In a letter to CIA employees, U.S. President Barack Obama  mourned the deaths of those he said “served in the shadows.”  The death toll was the intelligence agency’s highest since  eight employees were killed in a bombing of the U.S. Embassy in  Beirut in 1983.

The chief of the CIA base was among the dead, according to  a former intelligence official. “We fully expected to lose  agents, but to lose so many all at once is a huge shock to the  system and is very troubling,” he said.

The attack took place inside Forward Operating Base  Chapman, a well fortified base in Khost province near the  southeastern border with Pakistan, where the CIA has been  stepping up operations to battle a resurgent Taliban.

The bombing highlighted the insurgency’s reach and  coordination at a time when violence has reached its highest  levels since the overthrow of the Taliban regime by U.S.-backed  Afghan forces in 2001.

CIA Director Leon Panetta said the deaths would not deter  the agency. “This attack will be avenged through successful,  aggressive counterterrorism operations,” a U.S. intelligence  official said on condition of anonymity.

U.S. State Department spokeswoman Julie Reside said plans  to increase the U.S. civilian presence in Afghanistan remained  on track and that security would continue to be a primary  concern.

Also on Wednesday, five Canadians — four soldiers and a  journalist — were killed when their armored vehicle was hit by  a bomb in southern Kandahar province, the Canadian Defence  Ministry said.

The Afghan Defense Ministry rejected the Taliban’s claim  that an Afghan soldier was involved in the attack and said none  were stationed at the base. But a spokesman for NATO-led forces  in Afghanistan acknowledged Afghan security forces were working  there.

If the bomber does prove to be from the army, it would mark  the second deadly attack in three days on foreign troops and  officials by Afghan soldiers being groomed to eventually take  over the nation’s security.

Obama has started deploying 30,000 extra troops to tackle  the violence and NATO allies are contributing thousands more.

The surge is scheduled to be scaled back starting in 2011  as the United States gradually hands security province by  province over to the Afghans.

Security lapses at U.S. bases have been in the spotlight  since a U.S. army psychiatrist allegedly killed 13 people in a  Nov. 5 shooting spree at the Fort Hood army base in Texas.

One U.S. official, speaking on condition he not be named,  pointed to the Fort Hood incident as evidence that problems  spotting potentially dangerous personnel were not limited to  Afghanistan.
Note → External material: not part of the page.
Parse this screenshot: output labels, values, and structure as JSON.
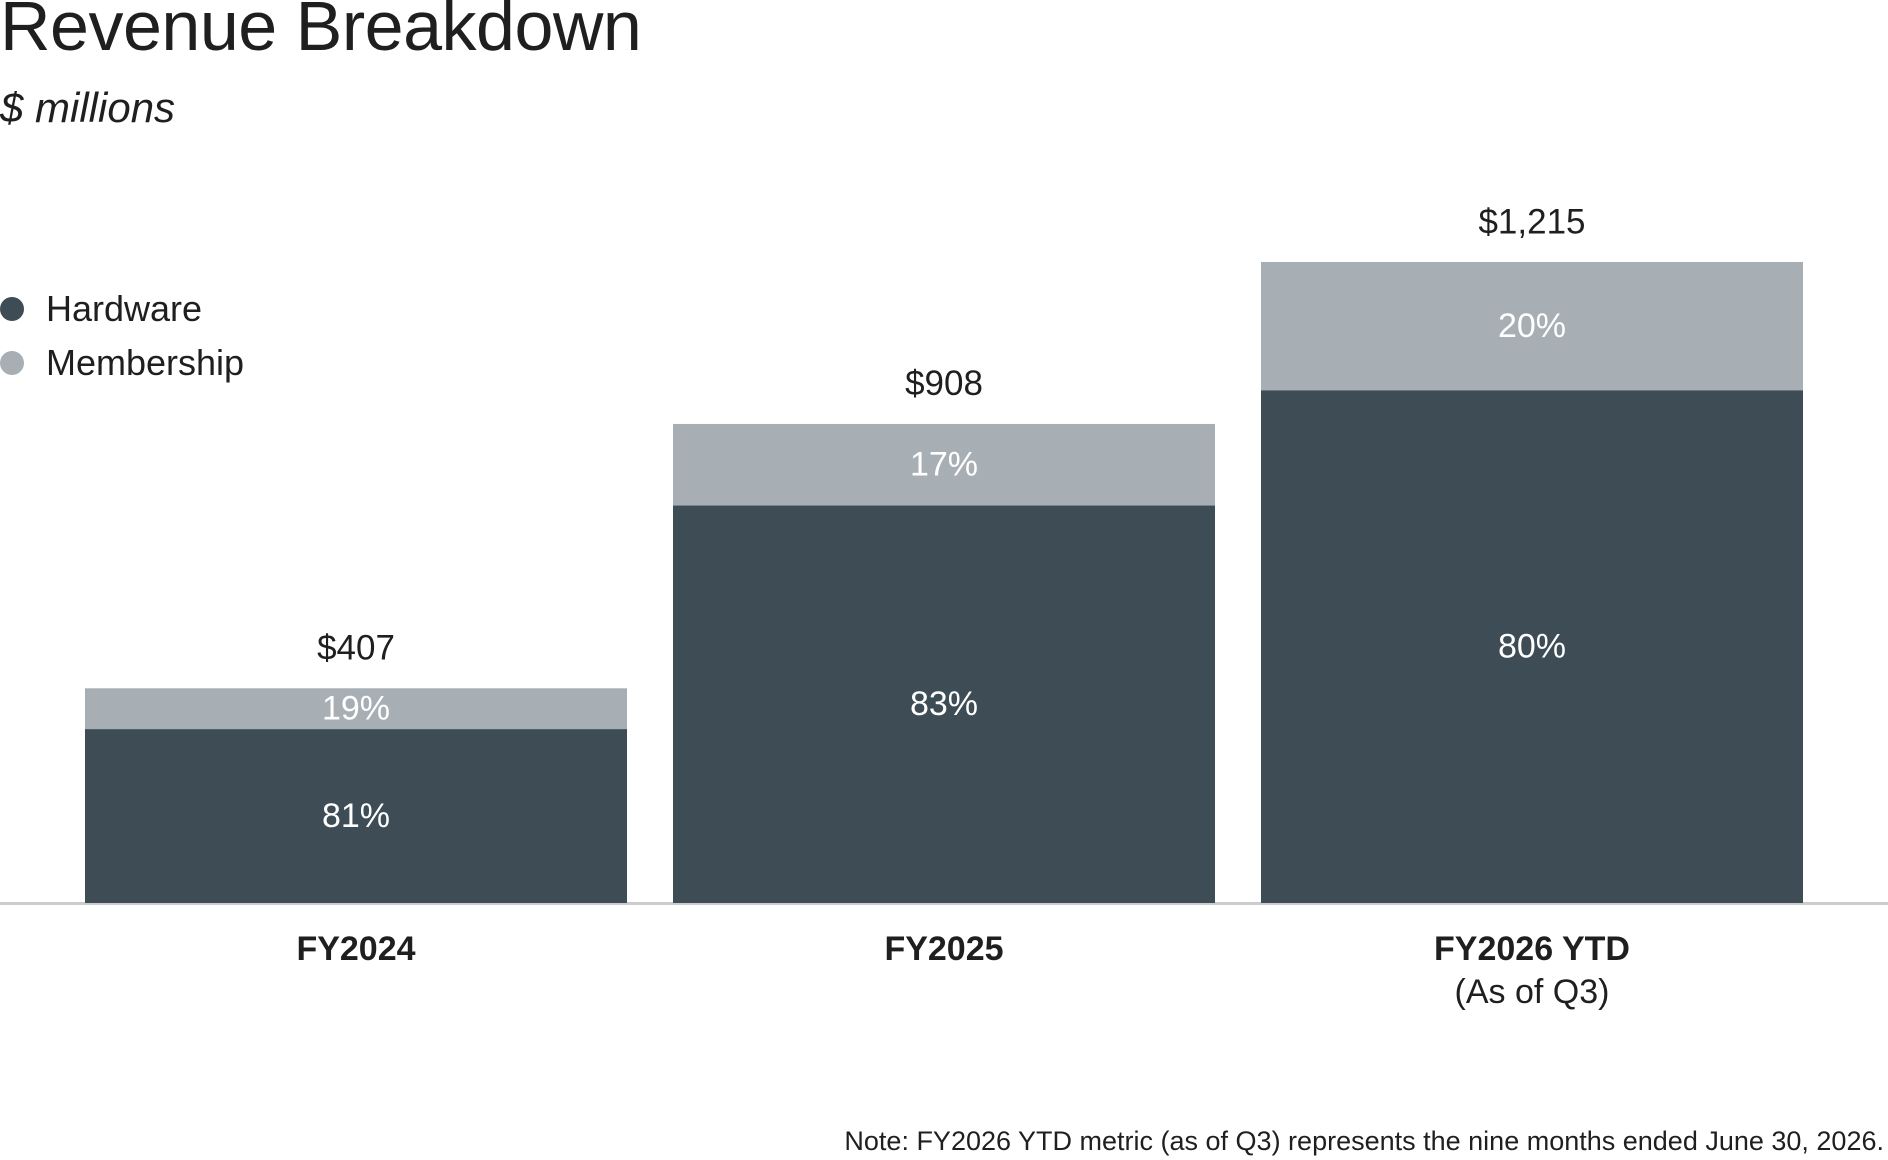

“Any time you have an incident like this, it gives you an  opportunity to evaluate a whole range of things, whether it’s  vetting procedures, whether it’s security procedures, whether  it’s intel, whether it’s physical security,” he said.

The CIA did not say how long its investigation would take.

“There’s still a lot to be learned about what happened. The  key lesson is that counterterrorism work is dangerous,” a CIA  spokesman said.

The blast that killed the five Canadians struck the patrol  as it was visiting reconstruction projects near Kandahar.

The journalist killed, Michelle Lang, 34, was on her first  assignment in Afghanistan. She is the third journalist to die  in Afghanistan this year.